The identification of Plympton Erle’s most eminent parliamentarian of the fifteenth century is complicated by his alternate use of two surnames, but an Exchequer bill of 1428 leaves no doubt that John Silverlock ‘aultrement dit’ John Serle was in fact a single person.
An attorney, Serle alias Silverlock often acted in the courts at Westminster for his neighbours,
In the course of his career Serle made some powerful enemies in the locality, not least the wealthy Sir Robert Chalons† of Challonsleigh who claimed to have been ambushed and assaulted by the lawyer with an armed following of townsmen in September 1427. Litigation over the incident continued for several years, and possibly accounts for Serle’s absence from the Commons in the Parliaments assembled a month later in October 1427 and in 1429.

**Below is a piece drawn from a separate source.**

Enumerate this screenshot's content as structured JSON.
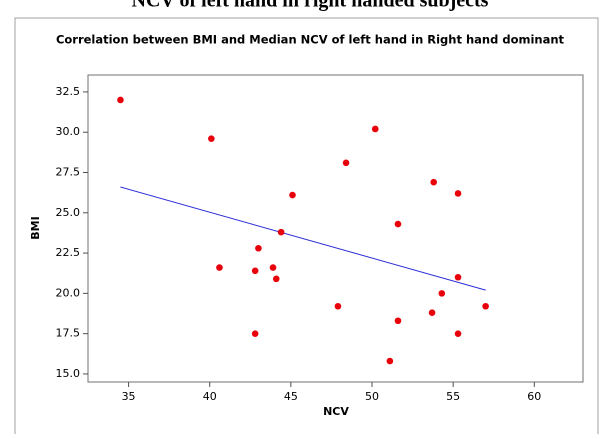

Serle was fully capable of abusing his superior knowledge of the law to his own advantage. When John (or Richard) Brackley, a yeoman of Plympton Erle, was challenged before the justices of common pleas to satisfy him under an obligation for five marks, Brackley claimed that the obligation had been made under certain conditions, agreed verbally, and maintained that as he was only ‘minime literatus’, the document had been read to him and expounded in English as containing the agreed conditions, whereupon he had sealed and delivered it to Serle in good faith. Serle, sensing his advantage over the uneducated man, denied that there had ever been any conditions attached and demanded full payment.
In his final years Serle employed a fellow lawyer, John Cokeworthy* (his former colleague as customs collector), as his receiver, but was forced to sue him for an account of his activities.